HomeBusiness & FinanceDespite most economists expecting a 50 basis points rate cut from BoC, some are against the move

Despite most economists expecting a 50 basis points rate cut from BoC, some are against the move

Despite most economists expecting a 50 basis points rate cut from BoC, some are against the move

Economists are largely anticipating the Bank of Canada to cut its policy interest rate by 50 basis points on Wednesday, but some are advising against the move.

 

According to a Bloomberg survey of economists, the central bank is expected to lower the policy rate to 3.25 per cent in its last meeting of 2024 from 3.75 in October. If that turns out to be the case, it will have slashed the rate by 175 basis points in six months.

 

While many experts support a larger cut saying interest rates are higher than they need to be, others argue that the bank should take a more restrictive approach and reduce the rate by 25 basis points as the threat of inflation and a weaker Canadian dollar looms in 2025.

 

There have been signs of weakness in the economy since the October announcement that justify a large cut.

Unemployment ticked up to 6.8 per cent in November, its highest level since January 2017, excluding the pandemic. Meanwhile, per-person gross domestic product declined for a sixth consecutive quarter.

 

And while inflation rose to two per cent in October from 1.6 per cent the month prior, it’s still in line with the bank’s target.

 

“Interest rate cuts so far have been the equivalent of the Bank of Canada easing off the economy’s brakes rather than stepping on the gas,” wrote RBC economists Nathan Janzen and Abbey Xu in a report.

 

But a creeping rebound in the housing market is fueling inflation concerns, which, some say, should not be overlooked.

 

Home sales have already picked up in recent months despite fewer new listings, while the federal government is relaxing mortgage rules in December, putting further pressure on prices.

 

“Arguably, housing has achieved a reasonably soft landing, and there’s no need to risk sparking exuberance with more aggressive rate cuts,” said BMO’s Benjamin Reitzes.

 

In a recent interview with the Star, senior deputy governor Carolyn Rogers said the risk of increasing pressure on the housing market is “one we’ll watch,” but rate cuts will continue as long as the economy progresses as expected.

 

And U.S. president-elect Donald Trump’s pledge to implement 25 per cent tariffs on Canadian goods might lead to retaliatory tariffs that would drive imported prices higher. Some Canadian politicians, including Ontario Premier Doug Ford, are already exploring that idea.
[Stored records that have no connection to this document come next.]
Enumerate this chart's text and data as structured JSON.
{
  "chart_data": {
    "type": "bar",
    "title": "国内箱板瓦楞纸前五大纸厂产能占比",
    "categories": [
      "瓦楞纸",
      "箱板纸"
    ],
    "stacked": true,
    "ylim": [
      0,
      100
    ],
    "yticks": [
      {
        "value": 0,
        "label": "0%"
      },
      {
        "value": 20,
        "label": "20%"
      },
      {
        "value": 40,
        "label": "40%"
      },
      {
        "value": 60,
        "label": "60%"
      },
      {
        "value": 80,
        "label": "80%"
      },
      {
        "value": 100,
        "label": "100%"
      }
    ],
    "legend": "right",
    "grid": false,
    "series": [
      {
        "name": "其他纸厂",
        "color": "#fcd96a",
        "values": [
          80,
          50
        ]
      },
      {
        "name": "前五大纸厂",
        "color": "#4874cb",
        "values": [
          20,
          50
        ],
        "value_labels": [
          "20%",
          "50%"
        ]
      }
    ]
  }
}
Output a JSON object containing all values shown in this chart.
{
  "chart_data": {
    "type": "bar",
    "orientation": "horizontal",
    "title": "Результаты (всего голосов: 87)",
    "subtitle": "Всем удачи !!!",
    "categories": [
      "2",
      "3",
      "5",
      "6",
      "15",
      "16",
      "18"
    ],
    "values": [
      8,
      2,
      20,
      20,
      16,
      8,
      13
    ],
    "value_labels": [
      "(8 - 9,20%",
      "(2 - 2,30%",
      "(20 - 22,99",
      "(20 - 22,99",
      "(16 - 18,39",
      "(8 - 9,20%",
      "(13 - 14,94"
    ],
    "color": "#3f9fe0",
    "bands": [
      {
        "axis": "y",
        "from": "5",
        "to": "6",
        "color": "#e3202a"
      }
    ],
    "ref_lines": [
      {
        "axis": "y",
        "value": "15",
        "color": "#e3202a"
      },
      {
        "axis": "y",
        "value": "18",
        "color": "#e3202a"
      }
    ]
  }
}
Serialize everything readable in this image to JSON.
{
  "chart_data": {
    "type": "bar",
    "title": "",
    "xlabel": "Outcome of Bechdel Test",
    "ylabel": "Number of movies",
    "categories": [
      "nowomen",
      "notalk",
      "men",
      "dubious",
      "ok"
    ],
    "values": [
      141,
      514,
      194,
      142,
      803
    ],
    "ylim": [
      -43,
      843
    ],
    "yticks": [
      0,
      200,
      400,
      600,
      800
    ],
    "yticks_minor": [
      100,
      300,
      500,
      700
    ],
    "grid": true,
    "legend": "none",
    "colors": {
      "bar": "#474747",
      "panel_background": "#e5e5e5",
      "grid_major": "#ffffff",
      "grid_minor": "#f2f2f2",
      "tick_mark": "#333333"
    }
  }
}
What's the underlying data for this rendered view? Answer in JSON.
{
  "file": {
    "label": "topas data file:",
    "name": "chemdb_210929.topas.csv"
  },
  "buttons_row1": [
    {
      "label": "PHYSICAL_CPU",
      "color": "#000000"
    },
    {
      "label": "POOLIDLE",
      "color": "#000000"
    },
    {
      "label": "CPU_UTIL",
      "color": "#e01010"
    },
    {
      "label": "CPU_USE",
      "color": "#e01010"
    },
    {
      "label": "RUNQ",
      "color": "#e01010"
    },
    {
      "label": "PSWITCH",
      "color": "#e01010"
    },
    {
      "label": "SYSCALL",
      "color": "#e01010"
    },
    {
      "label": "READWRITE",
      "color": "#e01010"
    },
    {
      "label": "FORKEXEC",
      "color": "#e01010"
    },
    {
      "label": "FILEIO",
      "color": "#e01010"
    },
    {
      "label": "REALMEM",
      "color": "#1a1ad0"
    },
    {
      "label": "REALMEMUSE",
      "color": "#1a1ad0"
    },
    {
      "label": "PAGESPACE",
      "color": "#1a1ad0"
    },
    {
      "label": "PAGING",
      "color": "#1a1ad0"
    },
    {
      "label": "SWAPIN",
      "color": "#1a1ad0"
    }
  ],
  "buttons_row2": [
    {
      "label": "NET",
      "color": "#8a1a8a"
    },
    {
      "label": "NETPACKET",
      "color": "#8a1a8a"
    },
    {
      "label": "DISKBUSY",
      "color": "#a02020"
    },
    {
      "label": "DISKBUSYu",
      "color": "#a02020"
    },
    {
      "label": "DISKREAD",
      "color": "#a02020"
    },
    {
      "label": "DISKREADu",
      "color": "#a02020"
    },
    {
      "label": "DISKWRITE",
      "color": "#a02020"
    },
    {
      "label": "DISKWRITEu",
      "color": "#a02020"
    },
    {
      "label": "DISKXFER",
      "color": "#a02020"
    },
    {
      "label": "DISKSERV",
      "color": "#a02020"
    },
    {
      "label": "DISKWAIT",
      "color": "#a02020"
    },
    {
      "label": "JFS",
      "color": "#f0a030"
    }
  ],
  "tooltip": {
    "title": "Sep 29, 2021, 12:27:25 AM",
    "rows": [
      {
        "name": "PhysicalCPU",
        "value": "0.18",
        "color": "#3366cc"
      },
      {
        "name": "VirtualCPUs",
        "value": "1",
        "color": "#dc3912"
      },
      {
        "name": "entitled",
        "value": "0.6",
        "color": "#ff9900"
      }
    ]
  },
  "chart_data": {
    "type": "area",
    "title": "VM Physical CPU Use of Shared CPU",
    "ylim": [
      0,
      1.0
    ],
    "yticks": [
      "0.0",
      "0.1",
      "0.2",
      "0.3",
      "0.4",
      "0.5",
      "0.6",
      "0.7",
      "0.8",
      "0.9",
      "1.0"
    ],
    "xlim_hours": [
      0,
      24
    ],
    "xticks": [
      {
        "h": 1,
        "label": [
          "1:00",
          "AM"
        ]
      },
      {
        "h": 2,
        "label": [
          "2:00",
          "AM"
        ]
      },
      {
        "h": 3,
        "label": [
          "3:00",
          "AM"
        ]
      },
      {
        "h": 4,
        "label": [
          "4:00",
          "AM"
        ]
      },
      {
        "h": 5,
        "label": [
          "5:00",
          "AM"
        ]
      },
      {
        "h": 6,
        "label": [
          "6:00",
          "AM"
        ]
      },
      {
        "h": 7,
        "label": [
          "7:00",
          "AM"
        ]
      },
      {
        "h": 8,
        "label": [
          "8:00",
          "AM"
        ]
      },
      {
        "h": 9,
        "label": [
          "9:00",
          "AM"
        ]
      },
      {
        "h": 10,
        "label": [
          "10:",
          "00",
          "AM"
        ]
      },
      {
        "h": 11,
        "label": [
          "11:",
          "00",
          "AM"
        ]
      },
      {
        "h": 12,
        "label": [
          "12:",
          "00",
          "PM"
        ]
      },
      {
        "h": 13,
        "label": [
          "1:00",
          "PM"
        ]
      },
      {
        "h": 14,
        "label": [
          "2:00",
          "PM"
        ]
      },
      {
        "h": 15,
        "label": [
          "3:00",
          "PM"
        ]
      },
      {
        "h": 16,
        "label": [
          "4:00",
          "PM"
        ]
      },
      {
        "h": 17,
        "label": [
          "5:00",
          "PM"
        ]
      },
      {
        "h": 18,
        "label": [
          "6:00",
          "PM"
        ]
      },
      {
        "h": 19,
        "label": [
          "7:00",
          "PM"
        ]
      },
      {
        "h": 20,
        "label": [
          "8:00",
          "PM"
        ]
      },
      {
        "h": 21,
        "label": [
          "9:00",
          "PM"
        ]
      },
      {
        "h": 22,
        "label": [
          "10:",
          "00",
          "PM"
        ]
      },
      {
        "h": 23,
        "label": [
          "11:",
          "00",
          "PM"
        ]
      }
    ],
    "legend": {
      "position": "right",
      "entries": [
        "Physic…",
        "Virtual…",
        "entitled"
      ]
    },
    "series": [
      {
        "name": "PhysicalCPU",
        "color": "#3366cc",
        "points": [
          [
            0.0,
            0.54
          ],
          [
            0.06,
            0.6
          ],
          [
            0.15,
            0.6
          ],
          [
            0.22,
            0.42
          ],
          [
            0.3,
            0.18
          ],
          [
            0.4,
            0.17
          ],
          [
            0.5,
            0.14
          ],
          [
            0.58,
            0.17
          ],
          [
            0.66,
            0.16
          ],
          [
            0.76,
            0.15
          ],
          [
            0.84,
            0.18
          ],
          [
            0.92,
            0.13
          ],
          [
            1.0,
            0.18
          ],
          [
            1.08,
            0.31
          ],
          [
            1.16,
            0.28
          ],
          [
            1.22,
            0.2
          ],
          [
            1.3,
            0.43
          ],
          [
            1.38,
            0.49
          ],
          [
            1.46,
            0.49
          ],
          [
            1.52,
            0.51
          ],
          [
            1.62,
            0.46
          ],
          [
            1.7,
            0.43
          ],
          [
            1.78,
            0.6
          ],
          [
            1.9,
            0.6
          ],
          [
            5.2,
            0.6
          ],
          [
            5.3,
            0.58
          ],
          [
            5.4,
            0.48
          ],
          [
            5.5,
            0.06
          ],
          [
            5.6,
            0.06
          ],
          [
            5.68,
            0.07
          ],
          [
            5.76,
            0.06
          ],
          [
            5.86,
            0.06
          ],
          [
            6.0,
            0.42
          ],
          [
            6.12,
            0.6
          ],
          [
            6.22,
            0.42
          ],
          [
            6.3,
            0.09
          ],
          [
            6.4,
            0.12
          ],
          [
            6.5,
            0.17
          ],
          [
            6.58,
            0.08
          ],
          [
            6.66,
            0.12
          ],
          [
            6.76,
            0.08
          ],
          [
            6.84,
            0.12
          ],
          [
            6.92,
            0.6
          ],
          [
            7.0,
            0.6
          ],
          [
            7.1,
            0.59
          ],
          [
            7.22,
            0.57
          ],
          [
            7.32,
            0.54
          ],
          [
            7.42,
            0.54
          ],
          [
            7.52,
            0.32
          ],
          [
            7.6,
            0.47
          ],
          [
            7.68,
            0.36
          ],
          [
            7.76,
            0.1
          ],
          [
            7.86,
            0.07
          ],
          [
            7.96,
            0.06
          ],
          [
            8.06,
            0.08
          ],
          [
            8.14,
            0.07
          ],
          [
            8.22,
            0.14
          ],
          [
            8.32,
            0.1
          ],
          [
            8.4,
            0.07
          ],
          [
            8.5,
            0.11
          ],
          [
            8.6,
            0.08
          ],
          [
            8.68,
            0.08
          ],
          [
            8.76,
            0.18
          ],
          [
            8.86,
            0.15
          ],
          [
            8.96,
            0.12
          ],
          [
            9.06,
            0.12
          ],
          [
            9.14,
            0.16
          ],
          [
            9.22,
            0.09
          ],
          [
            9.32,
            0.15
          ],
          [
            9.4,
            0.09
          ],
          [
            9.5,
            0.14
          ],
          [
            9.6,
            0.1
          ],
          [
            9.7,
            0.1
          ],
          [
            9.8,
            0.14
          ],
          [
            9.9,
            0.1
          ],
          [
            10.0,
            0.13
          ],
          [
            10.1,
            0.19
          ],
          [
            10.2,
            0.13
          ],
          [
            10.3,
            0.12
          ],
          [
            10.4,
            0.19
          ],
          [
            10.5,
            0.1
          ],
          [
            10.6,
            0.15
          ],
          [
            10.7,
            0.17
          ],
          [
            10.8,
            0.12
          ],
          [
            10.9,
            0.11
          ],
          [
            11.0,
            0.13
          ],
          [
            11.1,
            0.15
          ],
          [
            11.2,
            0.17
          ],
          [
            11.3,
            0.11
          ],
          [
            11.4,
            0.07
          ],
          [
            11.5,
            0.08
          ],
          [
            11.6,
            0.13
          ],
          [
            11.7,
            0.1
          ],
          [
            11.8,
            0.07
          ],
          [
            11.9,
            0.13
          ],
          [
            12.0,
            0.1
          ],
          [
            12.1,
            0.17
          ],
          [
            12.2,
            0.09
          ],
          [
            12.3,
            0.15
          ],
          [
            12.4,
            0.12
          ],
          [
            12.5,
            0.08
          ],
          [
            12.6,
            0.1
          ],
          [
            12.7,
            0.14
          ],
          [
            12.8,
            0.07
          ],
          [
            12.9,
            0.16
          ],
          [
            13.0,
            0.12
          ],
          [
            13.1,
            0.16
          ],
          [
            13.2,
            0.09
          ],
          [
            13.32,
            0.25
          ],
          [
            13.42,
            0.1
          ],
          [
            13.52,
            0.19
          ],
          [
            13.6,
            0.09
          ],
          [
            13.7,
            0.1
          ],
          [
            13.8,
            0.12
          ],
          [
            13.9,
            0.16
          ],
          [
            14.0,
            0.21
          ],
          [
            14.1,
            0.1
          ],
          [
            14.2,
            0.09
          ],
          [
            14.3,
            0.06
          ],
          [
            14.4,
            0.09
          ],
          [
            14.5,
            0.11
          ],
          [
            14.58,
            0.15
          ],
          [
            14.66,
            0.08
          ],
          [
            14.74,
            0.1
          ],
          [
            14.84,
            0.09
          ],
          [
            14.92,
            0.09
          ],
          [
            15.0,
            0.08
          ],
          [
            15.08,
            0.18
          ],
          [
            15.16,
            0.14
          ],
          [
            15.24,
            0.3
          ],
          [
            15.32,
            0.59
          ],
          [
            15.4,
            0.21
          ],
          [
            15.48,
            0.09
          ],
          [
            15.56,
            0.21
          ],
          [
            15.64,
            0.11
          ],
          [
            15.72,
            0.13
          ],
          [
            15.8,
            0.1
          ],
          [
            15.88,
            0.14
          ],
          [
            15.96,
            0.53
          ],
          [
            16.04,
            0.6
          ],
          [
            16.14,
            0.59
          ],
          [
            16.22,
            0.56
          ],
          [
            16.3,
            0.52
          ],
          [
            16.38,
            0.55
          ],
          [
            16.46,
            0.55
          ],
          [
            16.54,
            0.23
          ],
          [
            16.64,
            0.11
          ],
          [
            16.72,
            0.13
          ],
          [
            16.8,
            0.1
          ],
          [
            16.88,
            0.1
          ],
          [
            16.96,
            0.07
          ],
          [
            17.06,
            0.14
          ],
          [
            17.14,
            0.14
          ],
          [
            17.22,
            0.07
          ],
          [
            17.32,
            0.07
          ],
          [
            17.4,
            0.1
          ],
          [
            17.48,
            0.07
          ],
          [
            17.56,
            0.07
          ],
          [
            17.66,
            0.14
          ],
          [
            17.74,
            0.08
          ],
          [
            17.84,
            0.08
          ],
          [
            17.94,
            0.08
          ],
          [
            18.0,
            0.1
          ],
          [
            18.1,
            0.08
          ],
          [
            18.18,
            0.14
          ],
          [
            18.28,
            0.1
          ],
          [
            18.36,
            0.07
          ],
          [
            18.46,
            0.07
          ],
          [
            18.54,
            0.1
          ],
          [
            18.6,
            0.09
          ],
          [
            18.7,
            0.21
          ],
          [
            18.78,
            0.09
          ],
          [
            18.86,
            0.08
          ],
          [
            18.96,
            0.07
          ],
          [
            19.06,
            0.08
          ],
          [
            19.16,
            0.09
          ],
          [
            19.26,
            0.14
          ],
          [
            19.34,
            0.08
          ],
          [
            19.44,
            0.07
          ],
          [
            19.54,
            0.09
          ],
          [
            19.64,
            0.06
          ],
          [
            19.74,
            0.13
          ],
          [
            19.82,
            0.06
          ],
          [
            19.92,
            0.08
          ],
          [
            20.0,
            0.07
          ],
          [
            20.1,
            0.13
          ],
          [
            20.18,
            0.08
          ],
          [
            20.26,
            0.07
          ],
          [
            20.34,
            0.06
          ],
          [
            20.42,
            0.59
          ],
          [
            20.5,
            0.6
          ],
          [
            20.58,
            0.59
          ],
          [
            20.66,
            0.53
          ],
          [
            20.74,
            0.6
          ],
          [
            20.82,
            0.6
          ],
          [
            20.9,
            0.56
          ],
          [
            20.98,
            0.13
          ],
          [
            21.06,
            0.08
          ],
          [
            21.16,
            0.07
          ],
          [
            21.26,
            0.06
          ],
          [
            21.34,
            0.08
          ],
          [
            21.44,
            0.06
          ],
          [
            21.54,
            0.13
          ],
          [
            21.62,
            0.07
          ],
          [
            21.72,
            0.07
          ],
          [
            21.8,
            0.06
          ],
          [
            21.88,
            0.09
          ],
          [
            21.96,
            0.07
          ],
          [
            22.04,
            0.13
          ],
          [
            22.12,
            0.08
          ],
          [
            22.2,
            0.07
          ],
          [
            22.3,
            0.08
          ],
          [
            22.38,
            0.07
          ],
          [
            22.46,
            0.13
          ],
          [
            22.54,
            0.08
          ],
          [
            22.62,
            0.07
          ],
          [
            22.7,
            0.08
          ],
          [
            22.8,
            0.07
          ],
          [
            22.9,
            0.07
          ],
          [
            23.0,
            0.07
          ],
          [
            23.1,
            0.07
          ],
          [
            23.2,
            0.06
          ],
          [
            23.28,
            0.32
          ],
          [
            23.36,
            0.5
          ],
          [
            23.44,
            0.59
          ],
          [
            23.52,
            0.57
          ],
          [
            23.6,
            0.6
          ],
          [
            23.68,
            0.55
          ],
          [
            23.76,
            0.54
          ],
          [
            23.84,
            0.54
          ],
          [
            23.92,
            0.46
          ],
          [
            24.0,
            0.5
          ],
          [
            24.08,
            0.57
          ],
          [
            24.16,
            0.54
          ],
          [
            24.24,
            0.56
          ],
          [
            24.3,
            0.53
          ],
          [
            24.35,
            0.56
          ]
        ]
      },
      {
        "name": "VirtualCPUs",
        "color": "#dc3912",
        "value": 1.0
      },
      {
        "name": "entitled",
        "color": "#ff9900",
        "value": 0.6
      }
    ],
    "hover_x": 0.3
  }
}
“I have to admit that I’m not entirely sold on the idea of cutting 50 basis points at this meeting,” said Scotiabank’s Derek Holt.

 

“While the Bank of Canada publicly says they don’t act upon possibilities like tariffs until they become fact and incorporated into their outlook, they may wish to take out some insurance against the disinflationary effects,” he said.

 

“If the Bank of Canada thinks Canada may retaliate, then they wouldn’t want to do this because the higher tariffs would stoke more imported inflation at least for a time.”

 

Another concern of an aggressive rate cut on Wednesday is the growing weakness of the loonie versus the dollar as the U.S. economic outlook has been stronger relative to Canada’s. The higher the central bank interest rate, the more worthwhile it is to hold that country’s currency.

 

“The sharp increase in the unemployment rate is likely enough to drive a second consecutive 50 basis point cut from the Bank of Canada,” said BMO’s Reitzes.

 

“Despite that expectation, the risks to the Canadian dollar and housing from such a move should be considered and point to a more cautious path in 2025.”